Lesson 3: Get the fundamentals right before you scale

Banking leaders emphasise the importance of establishing a core infrastructure and critical capabilities – think a robust, cloud-native platform with well-established data governance and synthetic data principles – before pursuing advanced use cases.

“We saw the need to harmonise our data to service different needs – from provisioning to capital calculations, liquidity calculations, and interest rate risk,” says Pessanha. “Walking before you run is essential.”

Andrew McCammack, data science officer at Old National Bank, stresses that even light, low-code applications require robust foundations to scale: “GenAI is exceptionally helpful in developing a full code base. With this insight, we’re driving a new wave of innovation.”

Banorte’s Izquierdo adds: “AI and cloud deployments must be multi-year and step-by-step. Recognise your long-term ambition, but set short-term, precise goals. Commit to a pace that maintains compliance and builds trust.”

 

Lesson 4: Empower your bank’s innovators

Future-proofing with AI means shifting from procuring innovation to driving it. Equipping IT and developer teams with AI tools unleashes productivity gains, freeing employees from menial tasks and unlocking their capacity for deeper problem-solving and innovation.

A telling example: Faced with the tedious, manual process of loan data entry, Old National used AI to generate 90% of the code for a new Web-based workflow. “Microsoft Excel sheets don’t even exist anymore,” says McCammack. “Now, people have time for deep analysis that’s more rewarding and valuable to the business.”
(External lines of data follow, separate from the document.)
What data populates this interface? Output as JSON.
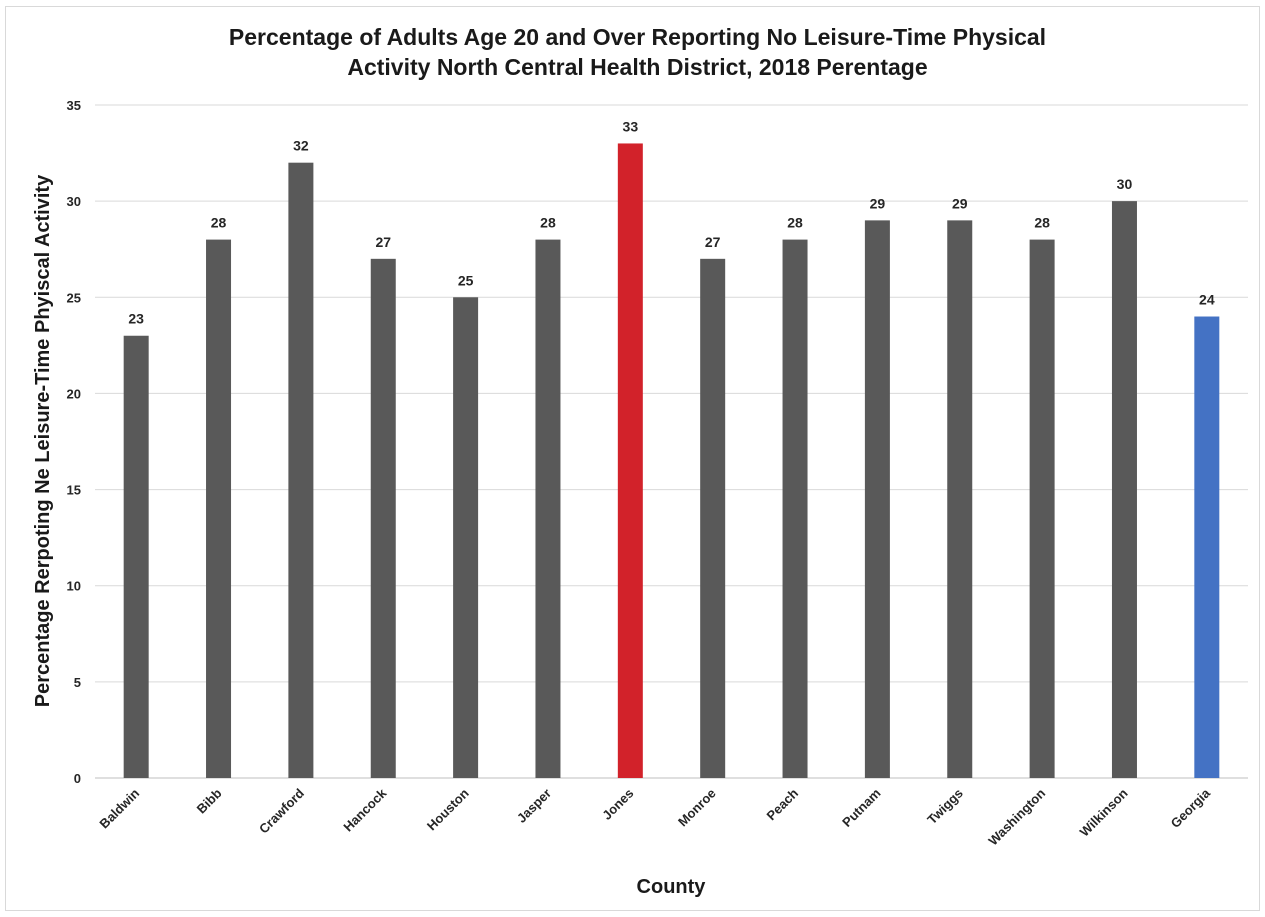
{
  "chart_data": {
    "type": "bar",
    "title_line1": "Percentage of Adults Age 20 and Over Reporting No Leisure-Time Physical",
    "title_line2": "Activity North Central Health District, 2018 Perentage",
    "xlabel": "County",
    "ylabel": "Percentage Rerpoting Ne Leisure-Time Phyiscal Activity",
    "categories": [
      "Baldwin",
      "Bibb",
      "Crawford",
      "Hancock",
      "Houston",
      "Jasper",
      "Jones",
      "Monroe",
      "Peach",
      "Putnam",
      "Twiggs",
      "Washington",
      "Wilkinson",
      "Georgia"
    ],
    "values": [
      23,
      28,
      32,
      27,
      25,
      28,
      33,
      27,
      28,
      29,
      29,
      28,
      30,
      24
    ],
    "bar_colors": [
      "#595959",
      "#595959",
      "#595959",
      "#595959",
      "#595959",
      "#595959",
      "#d2222a",
      "#595959",
      "#595959",
      "#595959",
      "#595959",
      "#595959",
      "#595959",
      "#4472c4"
    ],
    "ylim": [
      0,
      35
    ],
    "yticks": [
      0,
      5,
      10,
      15,
      20,
      25,
      30,
      35
    ],
    "grid": true,
    "legend": "none",
    "data_labels": true
  }
}
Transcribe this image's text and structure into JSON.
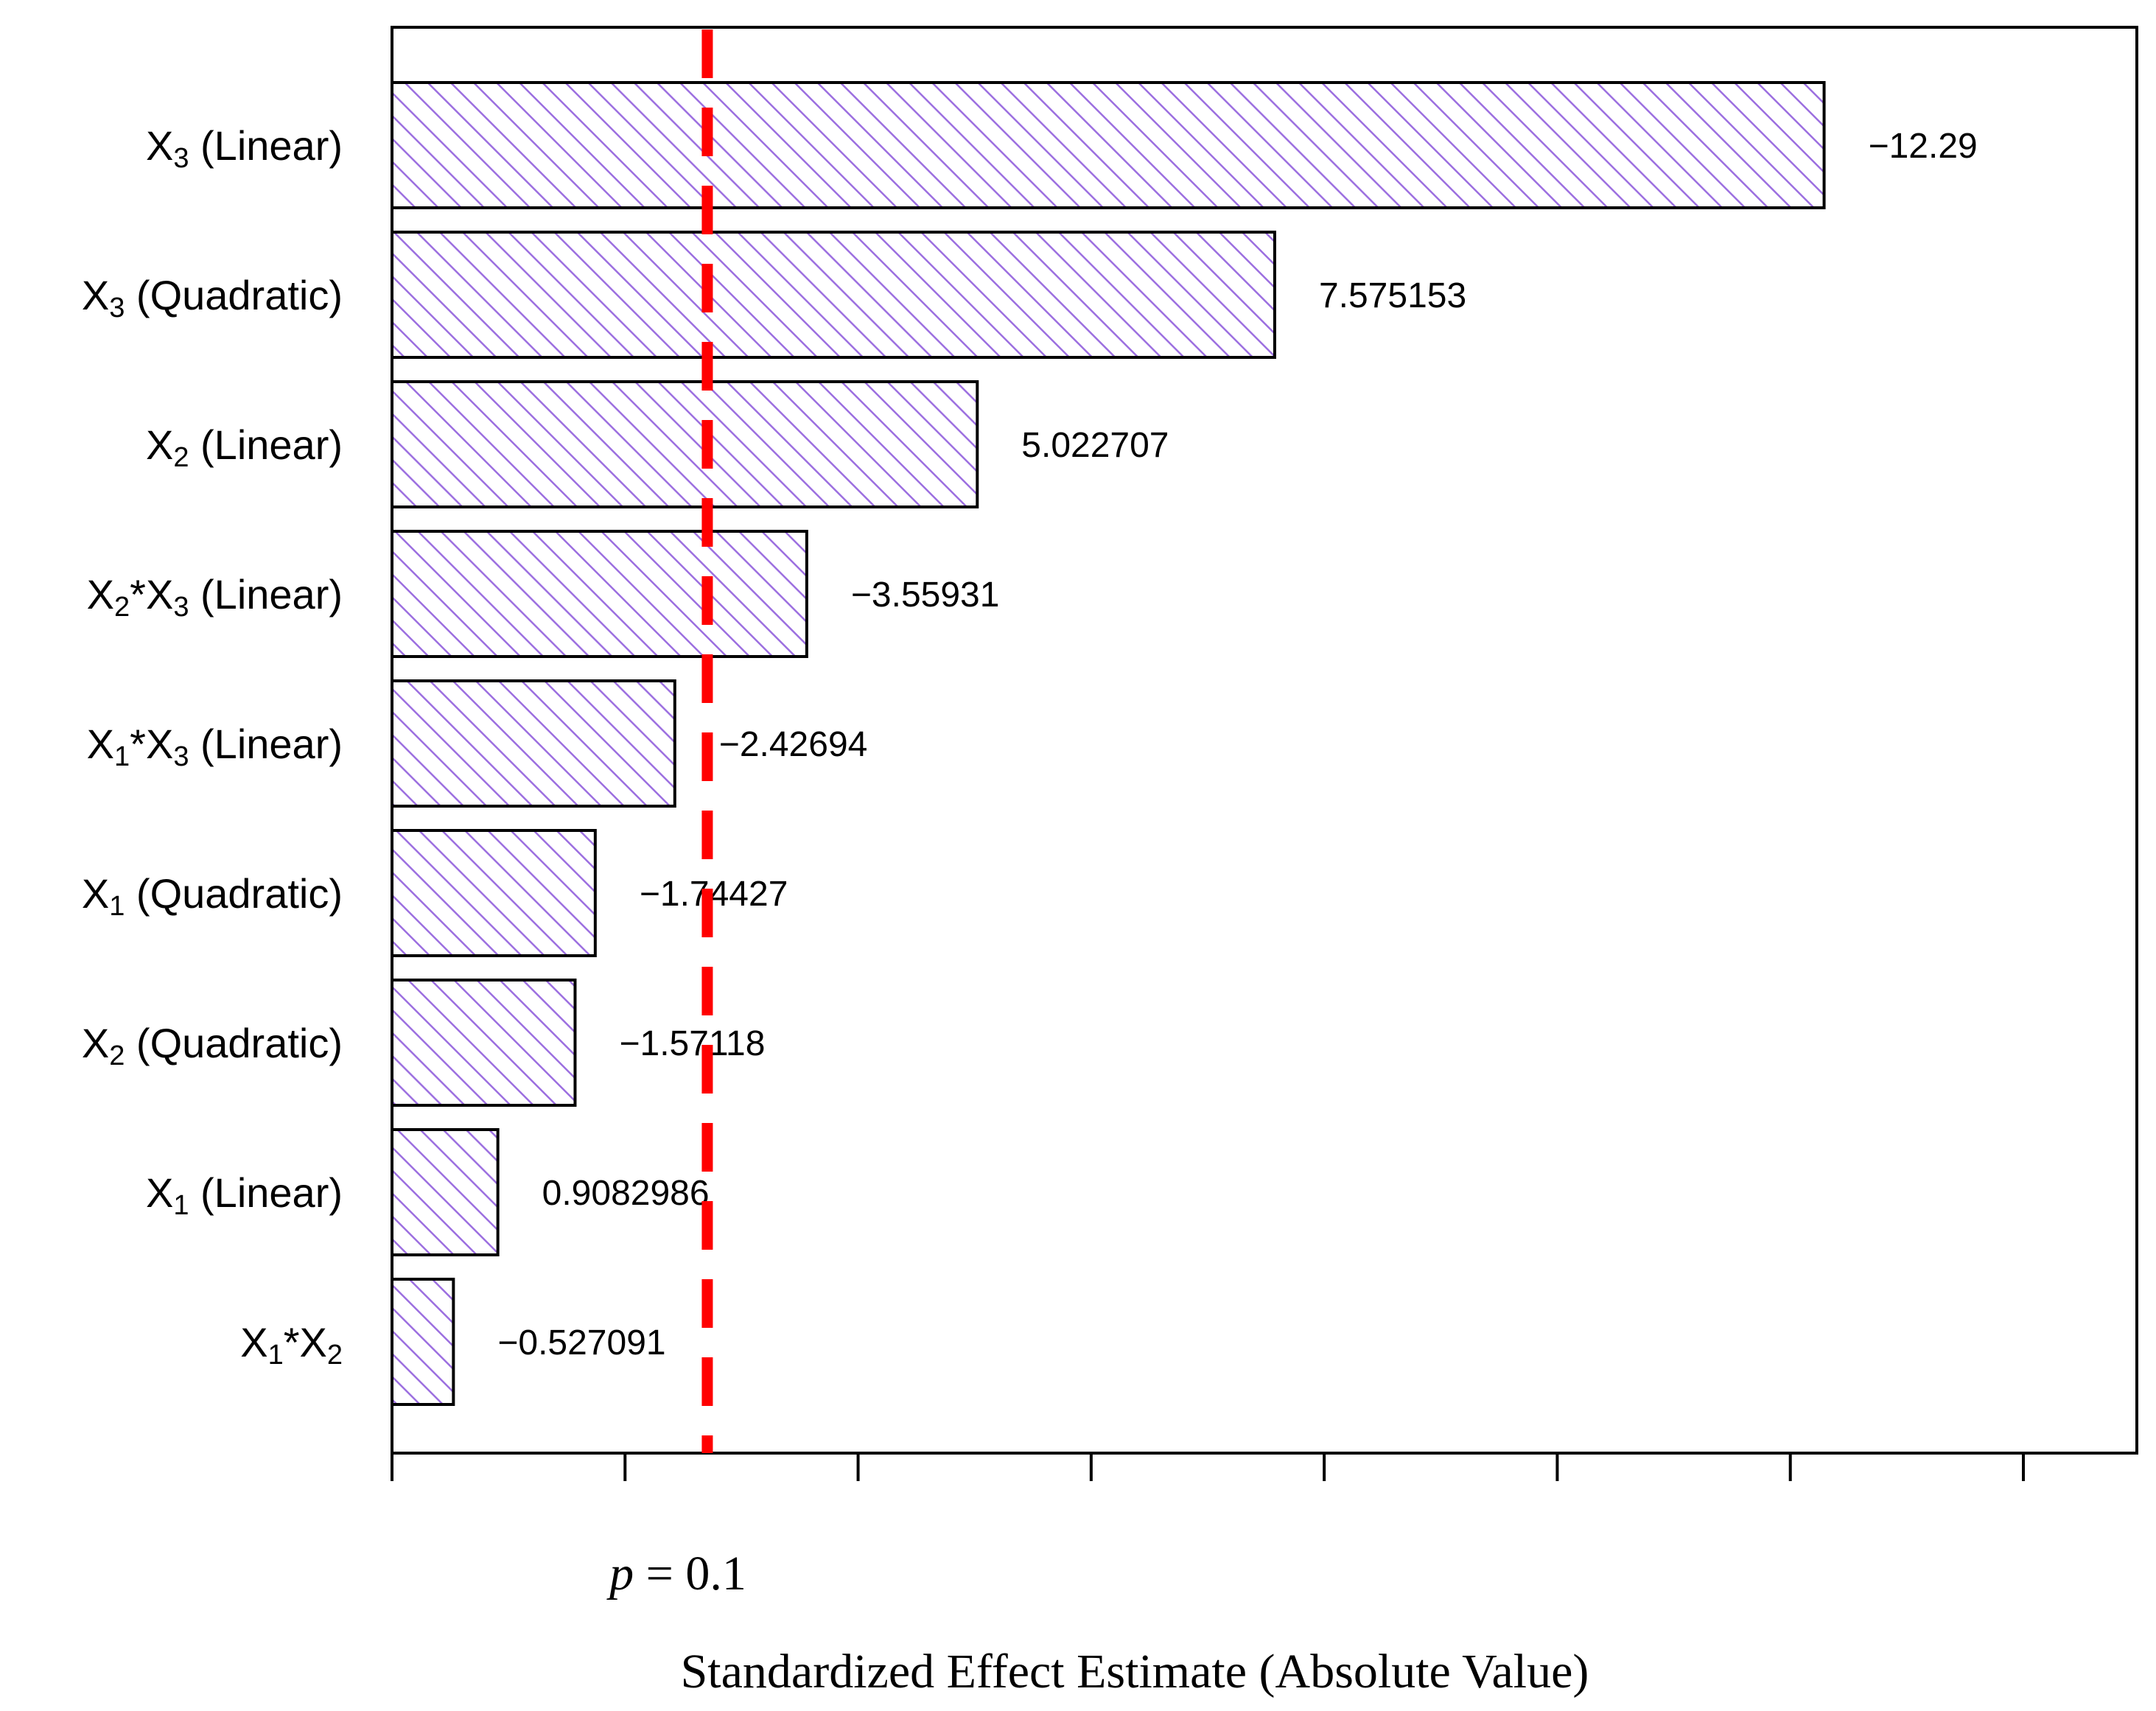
{
  "chart_data": {
    "type": "bar",
    "orientation": "horizontal",
    "categories": [
      {
        "base": "X",
        "sub": "3",
        "rest": " (Linear)"
      },
      {
        "base": "X",
        "sub": "3",
        "rest": " (Quadratic)"
      },
      {
        "base": "X",
        "sub": "2",
        "rest": " (Linear)"
      },
      {
        "parts": [
          [
            "X",
            ""
          ],
          [
            "2",
            "sub"
          ],
          [
            "*X",
            ""
          ],
          [
            "3",
            "sub"
          ],
          [
            " (Linear)",
            ""
          ]
        ]
      },
      {
        "parts": [
          [
            "X",
            ""
          ],
          [
            "1",
            "sub"
          ],
          [
            "*X",
            ""
          ],
          [
            "3",
            "sub"
          ],
          [
            " (Linear)",
            ""
          ]
        ]
      },
      {
        "base": "X",
        "sub": "1",
        "rest": " (Quadratic)"
      },
      {
        "base": "X",
        "sub": "2",
        "rest": " (Quadratic)"
      },
      {
        "base": "X",
        "sub": "1",
        "rest": " (Linear)"
      },
      {
        "parts": [
          [
            "X",
            ""
          ],
          [
            "1",
            "sub"
          ],
          [
            "*X",
            ""
          ],
          [
            "2",
            "sub"
          ]
        ]
      }
    ],
    "values": [
      12.29,
      7.575153,
      5.022707,
      3.55931,
      2.42694,
      1.74427,
      1.57118,
      0.9082986,
      0.527091
    ],
    "value_labels": [
      "−12.29",
      "7.575153",
      "5.022707",
      "−3.55931",
      "−2.42694",
      "−1.74427",
      "−1.57118",
      "0.9082986",
      "−0.527091"
    ],
    "xlim": [
      0,
      15
    ],
    "x_ticks": [
      0,
      2,
      4,
      6,
      8,
      10,
      12,
      14
    ],
    "reference_line": {
      "value": 2.706,
      "label_italic": "p",
      "label_rest": " = 0.1",
      "color": "#ff0000"
    },
    "xlabel": "Standardized Effect Estimate (Absolute Value)",
    "bar_fill": "#ffffff",
    "hatch_color": "#9c6fe0",
    "grid": false
  }
}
“We encourage an environment where asking ‘why’ is valued,” Pessanha of Millennium adds. “Data scientists can then design experiments and models to test hypotheses and validate – or disprove – assumptions, potentially revealing breakthrough solutions.”

Banorte is seeing similar innovation gains, according to Izquierdo: “We can make strategic decisions for the short-term, medium-term, and long-term based on facts, data, and modeling. We’re able to better pivot and respond directly to volatility or to complexity in markets.”

 

Lesson 5: Stay curious, stay connected, stay innovative

There’s nothing set-it-and-forget-it about AI. AI is an ongoing journey of experimentation, feedback, and adaptation. Banking leaders also stress the importance of connecting with others – both internal stakeholders and external parties – to keep pace with AI’s rapid evolution, from today’s GenAI deployments to tomorrow’s agentic and quantum AI innovations.

“We’re looking to connect more with academics and startups to understand what they are focusing on,” says Millennium’s Pessanha.

“We’ve started pursuing a strategy where we are building a whole suite of light applications where AI is used to build the source code,” says McCammack of Old National. “If you want to scale that and roll it out to the enterprise, you need a full code base – and GenAI is exceptionally helpful in developing it.”

Cosentini of Intesa Sanpaolo echoes the same trend: “GenAI can fuel innovation by generating new ideas and solutions, helping us stay ahead of the competition and adapt to changing market conditions. However, its full potential is realised only when guided by human oversight ensuring that creativity, responsibility, and strategic judgment remain at the centre of the process.”

Banorte is also stretching its use of GenAI, says Izquierdo: “Generative AI will play an important role for us in strengthening our cybersecurity posture and fostering business continuity.”